The white paper from global wealthtech and decision-science firm Capital Preferences highlights a significant under-allocation to private markets among these investors and estimates that behavioural misalignment around risk, reward and liquidity prevents as much as $6.9 trillion from flowing into private market strategies.

Among the revelations in the report titled ‘The Client Alignment Challenge: A $6.9 trillion Private Markets Advice Gap’ is that the biggest barrier to broader private market use isn’t product or access but the industry’s inability to accurately understand how investors make decisions under trade-off pressure.

“Private markets represent one of the most important growth frontiers and client service opportunities in modern investing, yet the industry continues to treat client discovery as an unengaging, tick-the-box exercise instead of a means to meet more client needs,” says Bernard Del Rey, founder and CEO of Capital Preferences. “To serve clients responsibly and capture the full potential of private market adoption, advisors don’t need more generic education, they need a precise way to understand how each client weighs risk, reward and liquidity. Without that foundation, the trust, retention and growth of private investing will suffer.”

The findings arrive at a time of heightened interest in private market solutions, driven by regulatory changes, new product types and expanding awareness among advisors. But adoption continues to vary widely across wealth management and retirement channels.

The paper’s conclusions are based on proprietary research led by Shachar Kariv, Ph.D., former two-time chair of the economics department at the University of California, Berkeley, and co-founder of Capital Preferences. Using a decision-science methodology known as Revealed Preferences, the firm examines how real investors behave when forced to weigh liquidity against return.

Across a sample of 1,532 investors, the study found considerable differences in tolerance for illiquidity and private market exposure, even among people with similar ages and wealth levels. Demographics alone, the report states, fail to predict how much private-market exposure any individual can reasonably hold or whether they are likely to stay invested.

The research found that 30% of investors who once held private market assets have since exited those positions, largely due to a mismatch between investor comfort and product structure. At the same time, the study claims that 82% of investors could hold at least some level of private market exposure, but because most firms rely on static questionnaires and advisor intuition, reaching that potential will require rethinking the discovery process.

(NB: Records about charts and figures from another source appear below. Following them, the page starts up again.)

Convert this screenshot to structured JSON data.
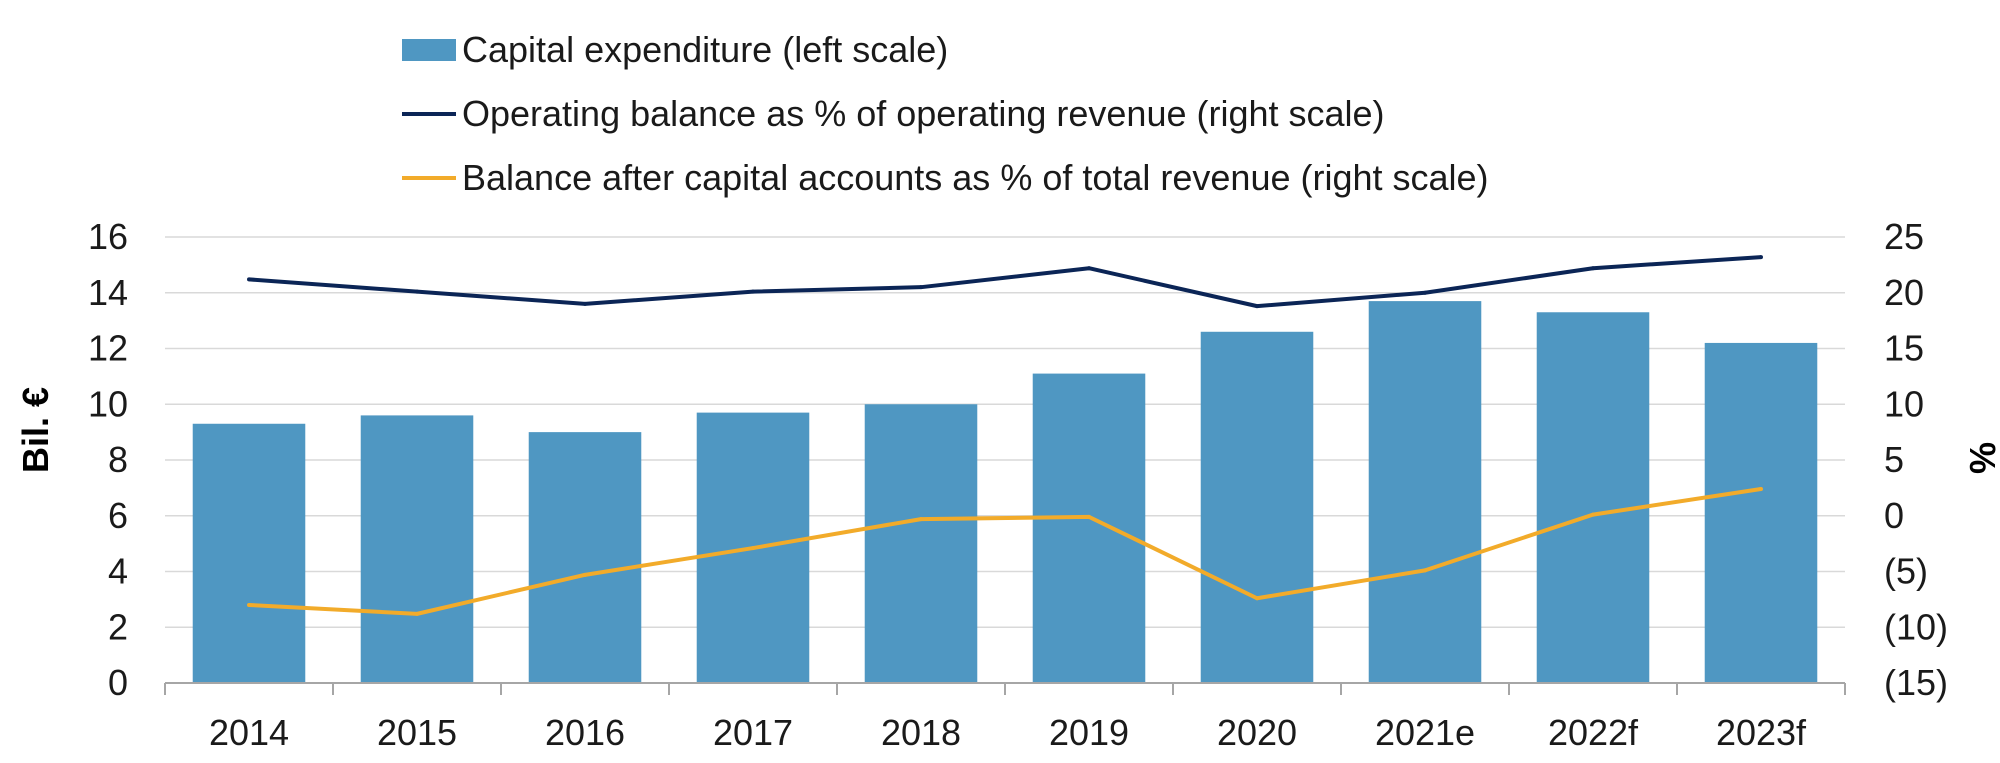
{
  "chart_data": {
    "type": "bar",
    "categories": [
      "2014",
      "2015",
      "2016",
      "2017",
      "2018",
      "2019",
      "2020",
      "2021e",
      "2022f",
      "2023f"
    ],
    "ylabel": "Bil. €",
    "y2label": "%",
    "ylim": [
      0,
      16
    ],
    "y2lim": [
      -15,
      25
    ],
    "yticks": [
      "0",
      "2",
      "4",
      "6",
      "8",
      "10",
      "12",
      "14",
      "16"
    ],
    "y2ticks": [
      "(15)",
      "(10)",
      "(5)",
      "0",
      "5",
      "10",
      "15",
      "20",
      "25"
    ],
    "grid": true,
    "legend_position": "top",
    "series": [
      {
        "name": "Capital expenditure (left scale)",
        "type": "bar",
        "axis": "left",
        "color": "#4f97c2",
        "values": [
          9.3,
          9.6,
          9.0,
          9.7,
          10.0,
          11.1,
          12.6,
          13.7,
          13.3,
          12.2
        ]
      },
      {
        "name": "Operating balance as % of operating revenue (right scale)",
        "type": "line",
        "axis": "right",
        "color": "#0b2556",
        "values": [
          21.2,
          20.1,
          19.0,
          20.1,
          20.5,
          22.2,
          18.8,
          20.0,
          22.2,
          23.2
        ]
      },
      {
        "name": "Balance after capital accounts as % of total revenue (right scale)",
        "type": "line",
        "axis": "right",
        "color": "#f2ab2a",
        "values": [
          -8.0,
          -8.8,
          -5.3,
          -2.9,
          -0.3,
          -0.1,
          -7.4,
          -4.9,
          0.1,
          2.4
        ]
      }
    ]
  }
}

The white paper estimates that if advisors close the behavioural-alignment gap, accredited investors’ private market allocations could rise from roughly 5% to about 17% on average. Depending on each client’s comfort with illiquidity, recommended allocations could range from low single-digit percentages to as high as 40%. In aggregate, these increases represent the $6.9 trillion in potential new private-market assets cited in the report.

“Understanding how each investor resolves trade-offs is central to economics and should be central to personalized portfolios and financial advice,” Kariv said. “When clients are given a structured, interactive experience that mirrors real decision making, they learn, gain agency and are far more confident in their plan and recommended portfolio changes. That dynamic is what will drive scalable and sustainable participation in private markets. Compliance will be happy as well.”

To help firms act on the findings, the report provides a Private Markets Playbook which recommends using behavioural diagnostics during client discovery to identify who is suited for private market exposure, adapting product structures to fit investors’ comfort zones, integrating decision-science outputs into CRM and portfolio tools, and educating clients through interactive experiences that help them understand trade-offs before investing.